Im Zentrum des dritten Kapitels steht das Projekt Plowshare, das von Edward Teller, dem „Vater“ der Wasserstoffbombe, selbst vorgeschlagen wurde. Die dahinterstehende Idee war, den Blick auf die zivile Nutzung der Atomkraft zu lenken und damit auf die Notwendigkeit der Förderung der Kernfusionsforschung zu verweisen. Im Rahmen dieses „kuriosen Irrwegs“ (S. 148) wurden unterirdische Kraftwerke erprobt und der nukleare Bau eines „Panatomic Canal“ (S. 143) durch atomare Sprengungen als Konkurrenz zum Panamakanal vorgeschlagen.
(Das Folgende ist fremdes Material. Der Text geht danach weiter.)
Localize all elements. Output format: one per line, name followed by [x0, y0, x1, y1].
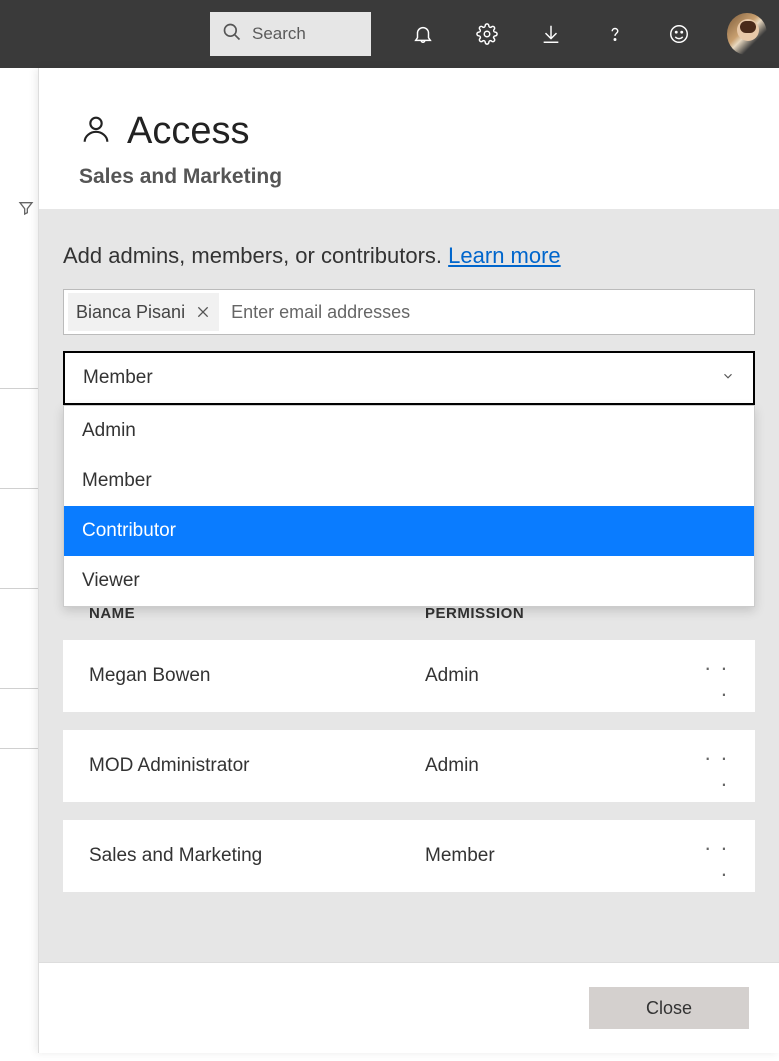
panel-subtitle: Sales and Marketing [79, 165, 739, 189]
close-button[interactable]: Close [589, 987, 749, 1029]
table-row: Sales and MarketingMember. . . [63, 820, 755, 892]
feedback-icon[interactable] [647, 0, 711, 68]
row-permission: Member [425, 845, 689, 867]
help-icon[interactable] [583, 0, 647, 68]
more-icon[interactable]: . . . [689, 650, 729, 702]
search-box[interactable] [210, 12, 371, 56]
panel-body: Add admins, members, or contributors. Le… [39, 209, 779, 962]
row-permission: Admin [425, 755, 689, 777]
panel-footer: Close [39, 962, 779, 1053]
table-row: MOD AdministratorAdmin. . . [63, 730, 755, 802]
role-option-viewer[interactable]: Viewer [64, 556, 754, 606]
row-name: Megan Bowen [89, 665, 425, 687]
panel-header: Access Sales and Marketing [39, 68, 779, 209]
more-icon[interactable]: . . . [689, 740, 729, 792]
avatar[interactable] [727, 13, 767, 55]
role-select: Member AdminMemberContributorViewer [63, 351, 755, 405]
row-permission: Admin [425, 665, 689, 687]
chevron-down-icon [721, 367, 735, 389]
user-chip: Bianca Pisani [68, 293, 219, 331]
email-field[interactable] [219, 302, 750, 323]
role-select-box[interactable]: Member [63, 351, 755, 405]
search-input[interactable] [252, 24, 359, 44]
download-icon[interactable] [519, 0, 583, 68]
top-bar [0, 0, 779, 68]
bell-icon[interactable] [391, 0, 455, 68]
person-icon [79, 112, 113, 151]
access-panel: Access Sales and Marketing Add admins, m… [38, 68, 779, 1053]
instruction-prefix: Add admins, members, or contributors. [63, 243, 448, 268]
search-icon [222, 22, 242, 47]
table-header: NAME PERMISSION [63, 605, 755, 622]
role-option-member[interactable]: Member [64, 456, 754, 506]
members-table: NAME PERMISSION Megan BowenAdmin. . .MOD… [63, 605, 755, 892]
row-name: Sales and Marketing [89, 845, 425, 867]
role-selected-label: Member [83, 367, 153, 389]
col-permission-header: PERMISSION [425, 605, 729, 622]
panel-title: Access [127, 110, 249, 153]
chip-label: Bianca Pisani [76, 302, 185, 323]
instruction-text: Add admins, members, or contributors. Le… [63, 243, 755, 269]
more-icon[interactable]: . . . [689, 830, 729, 882]
col-name-header: NAME [89, 605, 425, 622]
close-icon[interactable] [195, 304, 211, 320]
gear-icon[interactable] [455, 0, 519, 68]
filter-icon [18, 200, 34, 221]
role-option-admin[interactable]: Admin [64, 406, 754, 456]
role-dropdown: AdminMemberContributorViewer [63, 405, 755, 607]
email-input-container[interactable]: Bianca Pisani [63, 289, 755, 335]
row-name: MOD Administrator [89, 755, 425, 777]
role-option-contributor[interactable]: Contributor [64, 506, 754, 556]
top-icon-group [391, 0, 711, 68]
table-row: Megan BowenAdmin. . . [63, 640, 755, 712]
learn-more-link[interactable]: Learn more [448, 243, 561, 268]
Die unterirdischen Kraftwerke scheiterten an der technischen Umsetzung und der Kanalbau an der erwarteten Verseuchung aufgrund des Fallouts. Ein schönes Fundstück aus dem Bereich der Populärkultur ist das „Progressland“ (S. 130ff.), das in einem futuristischen Bau auf der New Yorker Weltausstellung 1964/65 vorgeführt wurde. Dort erklärte das Unternehmen General Electric die Kernfusion anschaulich und demonstrierte eine Kernfusion spektakulär mit einem Experiment.

Eine interessante Wendung beschreibt Märkl in der letzten Phase der 1970er-Jahre. Da der euphorische Blick auf die Kernfusion einer gewissen Ernüchterung gewichen war, „galt diese nicht länger als Mittel eine bessere Zukunft zu erreichen, sondern eher einer problematischen Gegenwart zu entkommen“ (S. 158). Umweltverschmutzung durch fossile Energieträger war ein Ausgangspunkt dieser Wende. Das Unglück im Three Mile Island-Atomkraftwerk und der Kinofilm The China Syndrom (USA 1979), der sich mit einem fiktiven Störfall befasst, führt der Autor als weitere Rückschläge für die Kernfusionsforschung an.

Das abschließende Kapitel verweist mit Hollywoodproduktionen wie Back to the Future (USA 1985) auf eine „nostalgische Sehnsucht nach der im Rückblick naiven Zuversicht, mit der das Atomic Age einst gestartet war“ (S. 183). In den 1980er-Jahren wurde in den USA die Kernfusionsforschung von der Prioritätenliste gestrichen und eher als diplomatisches Mittel eingesetzt, etwa bei der internationalen Kooperation auch mit der Sowjetunion.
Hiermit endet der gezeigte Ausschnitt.